Fintan O’Toole highlights the haphazard nature of commemoration by the Irish state (subs required) and its greater willingess to embrace those who sought change by violence than those who achieved it by parliamentary means, especially Daniel O’Connell.

O’Toole argues:

“It expresses in microcosm a great deal about the State’s ambivalent relationship to Irish history, about the way it has encoded, almost in its DNA, a distrust of non-violent change.”
An event which broke this pattern was Dev’s participation in the re-opening of O’Connell’s ancestral home and his speech praising O’Connell’s success by parliamentary means.
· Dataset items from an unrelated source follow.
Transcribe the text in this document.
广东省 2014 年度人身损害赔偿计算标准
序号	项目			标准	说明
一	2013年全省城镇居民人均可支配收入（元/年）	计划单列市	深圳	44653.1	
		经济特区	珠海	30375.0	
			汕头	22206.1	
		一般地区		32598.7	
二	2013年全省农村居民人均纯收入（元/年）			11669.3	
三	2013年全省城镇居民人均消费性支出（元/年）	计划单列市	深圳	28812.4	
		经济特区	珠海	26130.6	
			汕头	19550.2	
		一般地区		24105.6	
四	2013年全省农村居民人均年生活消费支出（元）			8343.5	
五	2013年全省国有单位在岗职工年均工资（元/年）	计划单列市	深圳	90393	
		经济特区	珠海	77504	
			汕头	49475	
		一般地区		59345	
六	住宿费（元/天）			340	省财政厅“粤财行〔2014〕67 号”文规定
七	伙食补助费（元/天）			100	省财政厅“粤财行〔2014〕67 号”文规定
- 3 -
The architect of the restoration project and the person who had persuaded Dev to attend asked him why the 1916 rebels had little time for O’Connell? De Valera replied:

“You must think, you must consider our feelings at that time. We firmly believed that the Irish people could only be ‘jolted’ from their lethargy and Irish freedom and liberty achieved by force of arms. How then could we promote the memory of the man who achieved so much by parliamentary means with no loss of life? To praise him would have made it impossible for us to justify armed insurrection.”

However, the pattern seems to continue as this year the Irish state re-embraced the 1916 rebellion but has decided to virtually ignore attempts to commemorate the centenary of Michael Davitt death. Is Northern Nationalism’s hagiography of the hunger strikers rather than the founders of the Civil Rights Movement or the likes of John Hume repeating this pattern?